1. to give site users improved access to the content EMC has been aggregating since August 2012, so they can look for bloggers posting on topics they're interested in, explore what's happening in the early modern blogosphere, and so on.

2. to facilitate and encourage the proactive use of post categories/tags by groups of bloggers with shared interests. All searches can be bookmarked for reference, making it possible to create useful resources of blogging about specific news, topics, conferences, etc, in a similar fashion to Twitter hashtags. Bloggers could agree on a shared tag for posts, or an event organiser could announce one in advance, as is often done with Twitter hashtags.

Caveats and Work in Progress

This does not search post content, and it will not find any informal keywords/hashtags within the body of posts.

If EMC doesn't find any <category> tags for a post in the RSS feed it is classified as uncategorized. These and any <category> 'uncategorized' from the feed are omitted from search results. (It should always be borne in mind that some bloggers never use any kind of category or tag at all.)

This will not be a 'real time' search, although EMC updates content every few hours so it's never very far behind events.

The search is at present quite basic and limited. I plan to add a number of more sophisticated features in the future including the ability to filter by blog tags and by dates. I may also introduce RSS feeds for search queries at some point.

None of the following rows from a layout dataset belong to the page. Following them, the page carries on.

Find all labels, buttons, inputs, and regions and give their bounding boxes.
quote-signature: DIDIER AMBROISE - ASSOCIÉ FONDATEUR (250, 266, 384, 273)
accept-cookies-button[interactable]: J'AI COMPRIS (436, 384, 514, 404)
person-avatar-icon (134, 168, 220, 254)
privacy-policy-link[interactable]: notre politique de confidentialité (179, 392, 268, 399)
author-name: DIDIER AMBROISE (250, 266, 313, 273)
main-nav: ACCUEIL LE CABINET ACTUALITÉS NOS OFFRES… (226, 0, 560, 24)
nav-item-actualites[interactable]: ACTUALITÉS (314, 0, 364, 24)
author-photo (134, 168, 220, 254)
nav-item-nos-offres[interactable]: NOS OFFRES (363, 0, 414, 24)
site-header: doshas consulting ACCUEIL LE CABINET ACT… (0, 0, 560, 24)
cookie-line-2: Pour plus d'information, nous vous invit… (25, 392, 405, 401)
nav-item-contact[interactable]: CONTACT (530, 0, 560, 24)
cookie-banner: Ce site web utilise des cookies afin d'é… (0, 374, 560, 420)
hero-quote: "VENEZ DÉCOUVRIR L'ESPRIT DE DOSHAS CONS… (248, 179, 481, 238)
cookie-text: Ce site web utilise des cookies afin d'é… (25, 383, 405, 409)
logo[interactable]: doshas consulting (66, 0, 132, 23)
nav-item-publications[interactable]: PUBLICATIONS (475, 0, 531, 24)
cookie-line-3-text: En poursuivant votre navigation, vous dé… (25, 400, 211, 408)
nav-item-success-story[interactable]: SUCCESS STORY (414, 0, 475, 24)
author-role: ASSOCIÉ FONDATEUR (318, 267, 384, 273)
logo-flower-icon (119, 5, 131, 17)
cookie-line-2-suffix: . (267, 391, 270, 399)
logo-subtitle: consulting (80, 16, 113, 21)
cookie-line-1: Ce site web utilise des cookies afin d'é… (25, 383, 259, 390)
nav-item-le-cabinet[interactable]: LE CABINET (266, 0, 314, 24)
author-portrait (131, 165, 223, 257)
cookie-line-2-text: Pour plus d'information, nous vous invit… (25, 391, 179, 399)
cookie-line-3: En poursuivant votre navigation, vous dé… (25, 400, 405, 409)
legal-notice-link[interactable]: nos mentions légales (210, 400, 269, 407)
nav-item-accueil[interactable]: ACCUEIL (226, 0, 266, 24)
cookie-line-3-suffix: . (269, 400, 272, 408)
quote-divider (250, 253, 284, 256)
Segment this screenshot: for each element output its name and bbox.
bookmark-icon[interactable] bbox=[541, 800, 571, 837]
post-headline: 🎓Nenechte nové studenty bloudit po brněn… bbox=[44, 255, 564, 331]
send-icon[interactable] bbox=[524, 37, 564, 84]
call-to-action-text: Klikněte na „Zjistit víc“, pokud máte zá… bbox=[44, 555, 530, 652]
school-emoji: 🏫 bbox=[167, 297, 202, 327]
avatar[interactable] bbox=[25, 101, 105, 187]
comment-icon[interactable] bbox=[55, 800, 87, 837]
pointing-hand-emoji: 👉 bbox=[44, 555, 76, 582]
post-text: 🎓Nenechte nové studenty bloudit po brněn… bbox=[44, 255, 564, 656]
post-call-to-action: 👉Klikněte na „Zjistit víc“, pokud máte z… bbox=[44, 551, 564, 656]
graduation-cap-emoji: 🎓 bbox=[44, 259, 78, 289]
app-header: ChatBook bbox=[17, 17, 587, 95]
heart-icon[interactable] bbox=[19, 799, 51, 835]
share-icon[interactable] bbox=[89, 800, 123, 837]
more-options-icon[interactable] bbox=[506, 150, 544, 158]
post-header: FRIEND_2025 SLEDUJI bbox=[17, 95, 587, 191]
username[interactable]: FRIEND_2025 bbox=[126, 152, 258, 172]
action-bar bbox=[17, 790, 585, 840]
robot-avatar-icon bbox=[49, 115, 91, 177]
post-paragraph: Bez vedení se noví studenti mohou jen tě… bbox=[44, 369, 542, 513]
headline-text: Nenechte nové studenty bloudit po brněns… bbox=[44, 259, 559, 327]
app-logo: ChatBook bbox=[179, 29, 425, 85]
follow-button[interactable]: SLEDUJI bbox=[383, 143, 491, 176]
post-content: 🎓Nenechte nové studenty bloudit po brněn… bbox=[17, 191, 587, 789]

Constructing Search Query URLs

If you'd like to use an event tag, it's possible to work out in advance what the URL will be, without needing to visit EMC and run the search manually (though you might be advised to check it works!). But you'll need to use URL encoding as appropriate for any spaces or punctuation in the tag (so it might be a good idea to avoid them).

This is the basic structure:

http://emc.historycarnival.org/searchcat?s={search term or phrase}

For example, the URL for a simple search for categories containing London:

http://emc.historycarnival.org/searchcat?s=london

The URL for a search for the exact category Gunpowder Plot:

http://emc.historycarnival.org/searchcat?s=Gunpowder%20Plot&exact=on

In this more complex URL, %20 is the URL encoding for a space between words and &exact=on adds the exact category requirement.

I'll do my best to ensure that the basic URL construction (searchcat?s=...) is stable and persistent as long as the site is around.